Before her daughter's diagnosis Mrs O'Mahony had never heard of the disease.
Now she is on the board of a charity raising awareness and funds for others affected.
There is a drug being trialled in Australia right now that helps sufferers of the disease.
"The drug has been a big step for us," Mrs O'Mahony said
"Julie Cini, CEO of Spinal Muscular Atrophy Australia, will be visiting Parliament on August 16 to try and fast track the drug Spinraza on the Pharmaceutical Benefits Scheme to make it affordable for families when drug trials are complete.

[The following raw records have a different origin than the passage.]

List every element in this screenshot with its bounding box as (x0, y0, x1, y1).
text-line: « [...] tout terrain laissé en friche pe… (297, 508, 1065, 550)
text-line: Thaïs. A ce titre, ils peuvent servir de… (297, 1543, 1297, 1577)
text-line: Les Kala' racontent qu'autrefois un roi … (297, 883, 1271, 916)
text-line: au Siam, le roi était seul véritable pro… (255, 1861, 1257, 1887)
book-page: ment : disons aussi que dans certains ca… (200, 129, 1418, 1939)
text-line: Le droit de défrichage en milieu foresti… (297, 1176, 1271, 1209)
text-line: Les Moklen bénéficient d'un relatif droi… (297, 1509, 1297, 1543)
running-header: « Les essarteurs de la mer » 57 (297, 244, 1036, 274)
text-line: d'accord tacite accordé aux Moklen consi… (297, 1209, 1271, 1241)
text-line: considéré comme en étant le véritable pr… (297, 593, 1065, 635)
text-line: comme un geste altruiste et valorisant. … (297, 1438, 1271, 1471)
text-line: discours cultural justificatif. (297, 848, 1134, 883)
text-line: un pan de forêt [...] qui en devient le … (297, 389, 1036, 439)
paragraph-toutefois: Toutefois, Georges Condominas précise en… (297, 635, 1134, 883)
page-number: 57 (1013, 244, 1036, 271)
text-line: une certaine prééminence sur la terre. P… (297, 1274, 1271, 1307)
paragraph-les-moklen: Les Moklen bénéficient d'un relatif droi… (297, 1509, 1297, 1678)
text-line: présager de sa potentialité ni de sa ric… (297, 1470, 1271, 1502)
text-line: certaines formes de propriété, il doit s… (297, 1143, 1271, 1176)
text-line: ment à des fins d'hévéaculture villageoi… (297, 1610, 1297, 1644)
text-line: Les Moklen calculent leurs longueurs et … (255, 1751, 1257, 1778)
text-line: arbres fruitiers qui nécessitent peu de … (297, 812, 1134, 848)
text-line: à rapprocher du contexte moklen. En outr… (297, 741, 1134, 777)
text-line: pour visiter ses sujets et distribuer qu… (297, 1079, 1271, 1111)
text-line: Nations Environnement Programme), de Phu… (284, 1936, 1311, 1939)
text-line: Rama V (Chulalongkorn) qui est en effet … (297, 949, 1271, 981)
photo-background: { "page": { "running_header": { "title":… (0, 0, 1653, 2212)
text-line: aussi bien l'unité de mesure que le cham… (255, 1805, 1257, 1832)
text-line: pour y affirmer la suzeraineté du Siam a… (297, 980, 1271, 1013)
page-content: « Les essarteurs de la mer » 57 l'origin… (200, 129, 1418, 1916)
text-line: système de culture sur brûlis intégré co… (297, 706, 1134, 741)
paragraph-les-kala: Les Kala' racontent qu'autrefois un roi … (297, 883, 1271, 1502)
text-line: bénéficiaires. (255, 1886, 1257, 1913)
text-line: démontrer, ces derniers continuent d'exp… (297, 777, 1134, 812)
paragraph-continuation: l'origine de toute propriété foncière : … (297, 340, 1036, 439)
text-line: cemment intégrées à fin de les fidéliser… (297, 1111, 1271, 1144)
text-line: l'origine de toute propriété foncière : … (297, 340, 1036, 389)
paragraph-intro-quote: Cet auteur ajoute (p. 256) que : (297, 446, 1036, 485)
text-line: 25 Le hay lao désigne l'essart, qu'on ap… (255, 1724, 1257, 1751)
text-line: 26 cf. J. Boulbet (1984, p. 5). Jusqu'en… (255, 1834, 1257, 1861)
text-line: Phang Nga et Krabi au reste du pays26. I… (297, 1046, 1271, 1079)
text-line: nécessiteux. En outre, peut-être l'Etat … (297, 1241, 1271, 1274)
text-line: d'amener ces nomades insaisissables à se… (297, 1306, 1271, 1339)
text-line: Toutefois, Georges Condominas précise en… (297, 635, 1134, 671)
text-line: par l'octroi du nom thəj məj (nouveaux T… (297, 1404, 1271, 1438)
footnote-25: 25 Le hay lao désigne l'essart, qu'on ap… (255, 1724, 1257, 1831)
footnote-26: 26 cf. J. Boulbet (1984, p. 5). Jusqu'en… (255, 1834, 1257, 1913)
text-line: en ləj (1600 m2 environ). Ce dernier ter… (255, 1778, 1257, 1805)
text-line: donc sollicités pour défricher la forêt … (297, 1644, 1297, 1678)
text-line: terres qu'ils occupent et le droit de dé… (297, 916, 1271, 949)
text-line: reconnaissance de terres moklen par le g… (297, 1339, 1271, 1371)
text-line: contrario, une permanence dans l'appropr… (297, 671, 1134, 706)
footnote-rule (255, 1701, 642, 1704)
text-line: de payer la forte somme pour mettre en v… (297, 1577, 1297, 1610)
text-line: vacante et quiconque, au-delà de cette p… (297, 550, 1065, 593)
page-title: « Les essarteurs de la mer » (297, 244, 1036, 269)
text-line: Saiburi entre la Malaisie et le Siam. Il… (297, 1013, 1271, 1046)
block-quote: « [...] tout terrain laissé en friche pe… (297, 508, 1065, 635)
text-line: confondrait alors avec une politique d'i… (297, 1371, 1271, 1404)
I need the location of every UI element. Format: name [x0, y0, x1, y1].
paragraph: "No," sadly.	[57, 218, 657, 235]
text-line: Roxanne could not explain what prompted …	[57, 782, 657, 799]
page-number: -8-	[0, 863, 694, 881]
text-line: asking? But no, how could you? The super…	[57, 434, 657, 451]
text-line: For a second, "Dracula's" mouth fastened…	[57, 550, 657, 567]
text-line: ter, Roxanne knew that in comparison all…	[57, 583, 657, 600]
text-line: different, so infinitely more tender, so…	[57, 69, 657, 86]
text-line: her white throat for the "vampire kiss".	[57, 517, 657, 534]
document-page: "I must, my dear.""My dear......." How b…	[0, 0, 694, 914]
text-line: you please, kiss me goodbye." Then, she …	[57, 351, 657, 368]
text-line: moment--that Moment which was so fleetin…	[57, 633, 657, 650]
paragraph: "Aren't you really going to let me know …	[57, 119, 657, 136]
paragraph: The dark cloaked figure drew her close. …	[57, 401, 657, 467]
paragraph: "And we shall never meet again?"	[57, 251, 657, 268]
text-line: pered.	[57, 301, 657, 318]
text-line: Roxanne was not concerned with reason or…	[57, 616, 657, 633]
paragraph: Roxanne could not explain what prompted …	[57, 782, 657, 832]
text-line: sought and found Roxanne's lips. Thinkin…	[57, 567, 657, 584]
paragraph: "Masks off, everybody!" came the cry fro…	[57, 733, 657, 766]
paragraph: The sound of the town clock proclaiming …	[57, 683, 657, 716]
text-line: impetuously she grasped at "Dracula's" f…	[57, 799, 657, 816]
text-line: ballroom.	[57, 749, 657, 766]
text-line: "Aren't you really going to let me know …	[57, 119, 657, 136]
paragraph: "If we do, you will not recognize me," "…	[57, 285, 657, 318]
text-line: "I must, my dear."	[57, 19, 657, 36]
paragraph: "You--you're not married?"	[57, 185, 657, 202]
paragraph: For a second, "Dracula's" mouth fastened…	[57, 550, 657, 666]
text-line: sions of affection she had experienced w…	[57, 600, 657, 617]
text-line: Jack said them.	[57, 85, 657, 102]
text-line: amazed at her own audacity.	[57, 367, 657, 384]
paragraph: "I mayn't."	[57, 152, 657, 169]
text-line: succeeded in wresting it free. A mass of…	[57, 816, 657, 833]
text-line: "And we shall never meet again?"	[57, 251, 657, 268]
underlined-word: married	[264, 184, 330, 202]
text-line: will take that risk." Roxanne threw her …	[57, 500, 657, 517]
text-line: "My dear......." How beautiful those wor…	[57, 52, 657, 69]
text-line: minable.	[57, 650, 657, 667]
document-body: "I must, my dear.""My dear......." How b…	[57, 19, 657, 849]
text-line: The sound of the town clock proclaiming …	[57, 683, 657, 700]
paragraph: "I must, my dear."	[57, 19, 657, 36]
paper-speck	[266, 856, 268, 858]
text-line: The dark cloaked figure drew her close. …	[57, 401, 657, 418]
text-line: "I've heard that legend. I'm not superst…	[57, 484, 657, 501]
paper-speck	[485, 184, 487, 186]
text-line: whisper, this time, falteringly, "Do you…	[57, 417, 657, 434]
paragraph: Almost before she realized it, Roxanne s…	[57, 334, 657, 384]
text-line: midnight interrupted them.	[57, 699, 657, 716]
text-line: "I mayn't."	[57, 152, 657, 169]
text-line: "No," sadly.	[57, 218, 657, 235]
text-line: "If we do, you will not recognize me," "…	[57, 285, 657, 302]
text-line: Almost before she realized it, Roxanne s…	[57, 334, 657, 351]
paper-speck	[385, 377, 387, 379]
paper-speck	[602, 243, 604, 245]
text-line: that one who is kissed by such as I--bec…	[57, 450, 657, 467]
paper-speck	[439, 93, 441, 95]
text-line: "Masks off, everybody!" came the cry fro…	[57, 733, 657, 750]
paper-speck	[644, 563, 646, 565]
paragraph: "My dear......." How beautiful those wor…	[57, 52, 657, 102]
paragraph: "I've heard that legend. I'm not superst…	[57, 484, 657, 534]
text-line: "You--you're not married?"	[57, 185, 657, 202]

In August last year Mrs O'Mahony opened Kaela's Patch, a fabric store named in honour of her baby girl.
This month she will auction off quilts from the store with all funds going to Spinal Muscular Atrophy Australia.
Residents can bid on auction items until the end of July, in store on Darling St or on the business Facebook Page.
"Our charity also works to fund cough assistant machines," Mrs O'Mahony said.
"They are vital pieces of equipment that can vastly improve the quality of life for sufferers and means they need to visit the hospital much less."
So what is spinal muscular atrophy?
SPINAL muscular atrophy is a rare inherited genetic muscle wasting disease characterised by a loss of nerve cells called motor neurons.
Ipswich's Kylie O'Mahony, who sits on the board of Spinal Muscular Atrophy Australia, said the affected muscles not only included the muscles you see, but internal muscles used for breathing, coughing and swallowing.
The loss of motor neurons leads to the progressive muscle weakness and wasting.
"The weakening of the respiratory muscles can lead to an increased tendency for pneumonia and other lung problems," Ms O'Mahony explained.
"Spinal muscular atrophy is caused by an altered gene that does not function the way it should.
"It is passed on by what is known as autosomal recessive inheritance and for an individual to be affected with SMA; they need to have inherited an altered gene from both their parents."
She said one person in 35 unknowingly carried the gene.
"If a couple already has a child with the disease, each of their subsequent children has a one in four chance of inheriting spinal muscular atrophy," she said.
"About 630 people die of spinal muscular atrophy and related syndromes each year."